Haugen Sørensen’s work evolves continuously and when he has the chance to move back to Italy, he settles down in the, at the time, communist region of Tuscany, in the town of Pietrasanta, which is renowned for its bronze foundries and stonemasons. In Pietrasanta he comes to master the Italian marble and travertine, before he concentrates on the hard and more weather resistant Portuguese granite. The granite occupies Haugen Sørensen for more than 25 years and is the basis of countless large commissions in Denmark and abroad, until he, with Eli Benveniste, returns to sculpturing in clay.
With the commission of ceramic reliefs and sculptures for the courthouse in Copenhagen in 2011, Haugen Sørensen's position as an observer of the state of the world becomes clearer than ever.
The works are as if they were characters named Justitio and the witnesses and portray the position of being a witness, which all people hold, in the meeting with the cruelties of the world. Justitio is portrayed as both the state and the law.
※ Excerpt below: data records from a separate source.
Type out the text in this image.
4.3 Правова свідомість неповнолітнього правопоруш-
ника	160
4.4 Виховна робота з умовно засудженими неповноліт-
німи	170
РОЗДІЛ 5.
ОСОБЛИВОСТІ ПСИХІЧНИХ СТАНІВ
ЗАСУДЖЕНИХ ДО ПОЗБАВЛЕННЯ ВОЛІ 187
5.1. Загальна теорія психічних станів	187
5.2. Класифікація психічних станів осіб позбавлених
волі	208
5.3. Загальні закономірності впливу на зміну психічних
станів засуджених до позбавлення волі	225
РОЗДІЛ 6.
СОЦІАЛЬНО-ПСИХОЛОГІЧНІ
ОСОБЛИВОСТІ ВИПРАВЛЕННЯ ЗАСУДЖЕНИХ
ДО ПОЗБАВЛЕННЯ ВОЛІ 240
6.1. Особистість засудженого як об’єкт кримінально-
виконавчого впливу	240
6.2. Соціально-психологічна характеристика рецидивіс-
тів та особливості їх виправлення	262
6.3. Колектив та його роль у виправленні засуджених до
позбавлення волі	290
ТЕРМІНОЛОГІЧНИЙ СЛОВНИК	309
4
With a sublime sense of empathy Haugen Sørensen introduces humanity and tolerance to the courthouse, where the law is here portrayed with a sense of doubt, probably because the act of judging is not easy.
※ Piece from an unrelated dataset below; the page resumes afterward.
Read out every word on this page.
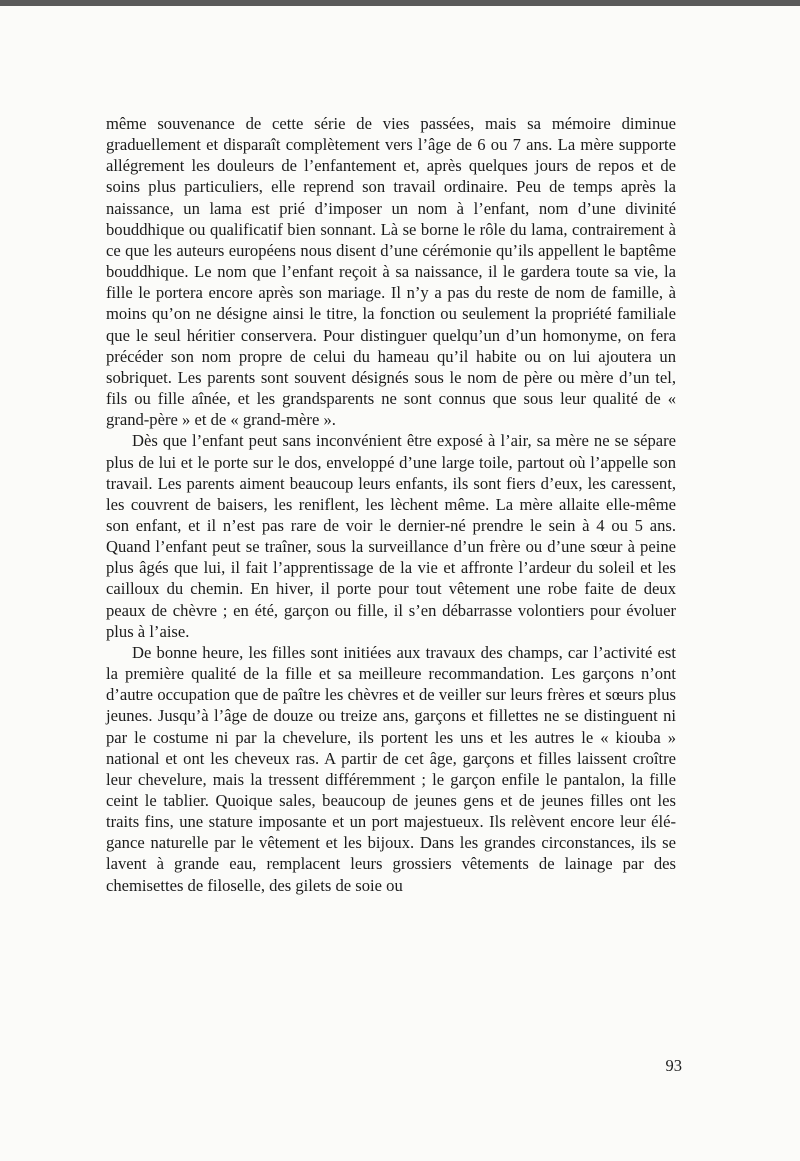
même souvenance de cette série de vies passées, mais sa mémoire diminue graduellement et disparaît complètement vers l’âge de 6 ou 7 ans. La mère supporte allégrement les douleurs de l’enfantement et, après quelques jours de repos et de soins plus particuliers, elle reprend son travail ordinaire. Peu de temps après la naissance, un lama est prié d’imposer un nom à l’enfant, nom d’une divinité bouddhique ou qualificatif bien sonnant. Là se borne le rôle du lama, contrairement à ce que les auteurs européens nous disent d’une cérémonie qu’ils appellent le baptême bouddhique. Le nom que l’enfant reçoit à sa naissance, il le gardera toute sa vie, la fille le portera encore après son mariage. Il n’y a pas du reste de nom de famille, à moins qu’on ne désigne ainsi le titre, la fonction ou seulement la propriété familiale que le seul héritier conservera. Pour distinguer quelqu’un d’un homonyme, on fera précéder son nom propre de celui du hameau qu’il habite ou on lui ajoutera un sobriquet. Les parents sont souvent désignés sous le nom de père ou mère d’un tel, fils ou fille aînée, et les grandsparents ne sont connus que sous leur qualité de « grand-père » et de « grand-mère ».

Dès que l’enfant peut sans inconvénient être exposé à l’air, sa mère ne se sépare plus de lui et le porte sur le dos, enveloppé d’une large toile, partout où l’appelle son travail. Les parents aiment beaucoup leurs enfants, ils sont fiers d’eux, les caressent, les couvrent de baisers, les reniflent, les lèchent même. La mère allaite elle-même son enfant, et il n’est pas rare de voir le dernier-né prendre le sein à 4 ou 5 ans. Quand l’enfant peut se traîner, sous la surveillance d’un frère ou d’une sœur à peine plus âgés que lui, il fait l’apprentissage de la vie et affronte l’ardeur du soleil et les cailloux du chemin. En hiver, il porte pour tout vêtement une robe faite de deux peaux de chèvre ; en été, garçon ou fille, il s’en débarrasse volontiers pour évoluer plus à l’aise.

De bonne heure, les filles sont initiées aux travaux des champs, car l’activité est la première qualité de la fille et sa meilleure recommandation. Les garçons n’ont d’autre occupation que de paître les chèvres et de veiller sur leurs frères et sœurs plus jeunes. Jusqu’à l’âge de douze ou treize ans, garçons et fillettes ne se distinguent ni par le costume ni par la chevelure, ils portent les uns et les autres le « kiouba » national et ont les cheveux ras. A partir de cet âge, garçons et filles laissent croître leur chevelure, mais la tressent différemment ; le garçon enfile le pantalon, la fille ceint le tablier. Quoique sales, beaucoup de jeunes gens et de jeunes filles ont les traits fins, une stature imposante et un port majestueux. Ils relèvent encore leur élégance naturelle par le vêtement et les bijoux. Dans les grandes circonstances, ils se lavent à grande eau, remplacent leurs grossiers vêtements de lainage par des chemisettes de filoselle, des gilets de soie ou

93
From his exile in Italy, Haugen Sørensen continues to have a significant presence in Danish art and society. Through continuous exhibitions and innumerable commissions in Denmark and internationally, Haugen Sørensens work and person remains a vital voice in public space.
Time in society
It has always been essential for Haugen Sørensen to portray what he sees, and he is of the opinion that one has to express and share one's experiences and accounts to and with each other.
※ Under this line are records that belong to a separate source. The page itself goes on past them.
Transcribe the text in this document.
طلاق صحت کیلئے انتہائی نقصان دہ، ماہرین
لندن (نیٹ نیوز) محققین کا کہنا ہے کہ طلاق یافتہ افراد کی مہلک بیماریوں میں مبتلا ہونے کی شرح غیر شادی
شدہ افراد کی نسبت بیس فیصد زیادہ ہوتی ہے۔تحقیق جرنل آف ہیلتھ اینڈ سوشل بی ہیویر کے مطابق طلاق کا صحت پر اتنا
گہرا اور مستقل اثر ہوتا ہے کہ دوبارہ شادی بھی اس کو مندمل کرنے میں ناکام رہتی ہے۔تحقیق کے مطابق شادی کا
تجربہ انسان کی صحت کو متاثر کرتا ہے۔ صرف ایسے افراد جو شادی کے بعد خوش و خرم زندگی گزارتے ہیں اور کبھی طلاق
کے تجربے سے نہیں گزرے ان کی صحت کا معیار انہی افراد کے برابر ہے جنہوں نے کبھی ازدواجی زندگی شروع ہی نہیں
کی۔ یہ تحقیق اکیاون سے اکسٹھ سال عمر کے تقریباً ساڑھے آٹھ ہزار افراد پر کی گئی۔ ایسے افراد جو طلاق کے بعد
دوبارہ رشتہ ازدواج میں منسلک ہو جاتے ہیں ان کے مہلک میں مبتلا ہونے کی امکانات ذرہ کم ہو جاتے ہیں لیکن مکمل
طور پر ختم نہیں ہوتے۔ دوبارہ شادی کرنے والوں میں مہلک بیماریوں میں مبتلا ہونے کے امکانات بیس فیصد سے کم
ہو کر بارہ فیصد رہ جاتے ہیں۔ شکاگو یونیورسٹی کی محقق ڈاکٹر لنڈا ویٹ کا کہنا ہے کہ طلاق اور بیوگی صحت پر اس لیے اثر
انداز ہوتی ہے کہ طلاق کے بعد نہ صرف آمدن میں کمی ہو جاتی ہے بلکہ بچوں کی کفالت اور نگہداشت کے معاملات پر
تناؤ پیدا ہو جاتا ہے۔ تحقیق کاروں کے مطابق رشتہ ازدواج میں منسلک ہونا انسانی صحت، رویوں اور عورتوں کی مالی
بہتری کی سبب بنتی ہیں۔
As I speak with him in Pietrasanta in the early summer of 2017, it is the broad perspectives that fill our conversations, and especially with reference to a recent book by Yuval Noah Haharis, Homo Sapiens. The book is a compressed account of human history and reveals a parallel progression between predictability and coincidence, not unlike Haugen Sørensen’s own position.
In the chapel, which Haugen Sørensen’s studio originally was constructed as, hang and stand the latest reliefs and sculptures in clay. The earliest works have been burned and glazed in white, while the most recent ones are standing in their grey clay and drying. Currently, Haugen Sørensen is working on a large sculpture in bronze for the retrospective exhibition La Lingua Parlante in Pietrasanta, and which will then be permanently placed in the city centre. With the exception of one exhibition at Paola Raffo Arte Contemporanea in 2016, this will be Haugen Sørensen first public exhibition in the town where he has lived and worked for more than 45 years.
To make a lasting imprint has become essential for Haugen Sørensen, as he believes that we as a society need to make the present time visible. That something should be present in the public to tell about the time of which we are a part, and make the stories available. In Haugen Sørensen’s opinion, even bad sculptures should be preserved for the very reason that they are connecting our age with history and communicating about earlier experience, preventing our society from losing its history.
About time author Clarice Lispector writes: you don’t start at the beginning, you start in the middle, you begin with the instant today, and in the same sense, Haugen Sørensen can been seen as being present where he finds himself, using the materials best suited for expressing the current time. He began with clay, and has now come to face it again.
Nina Wöhlk, Pietrasanta, April 2017.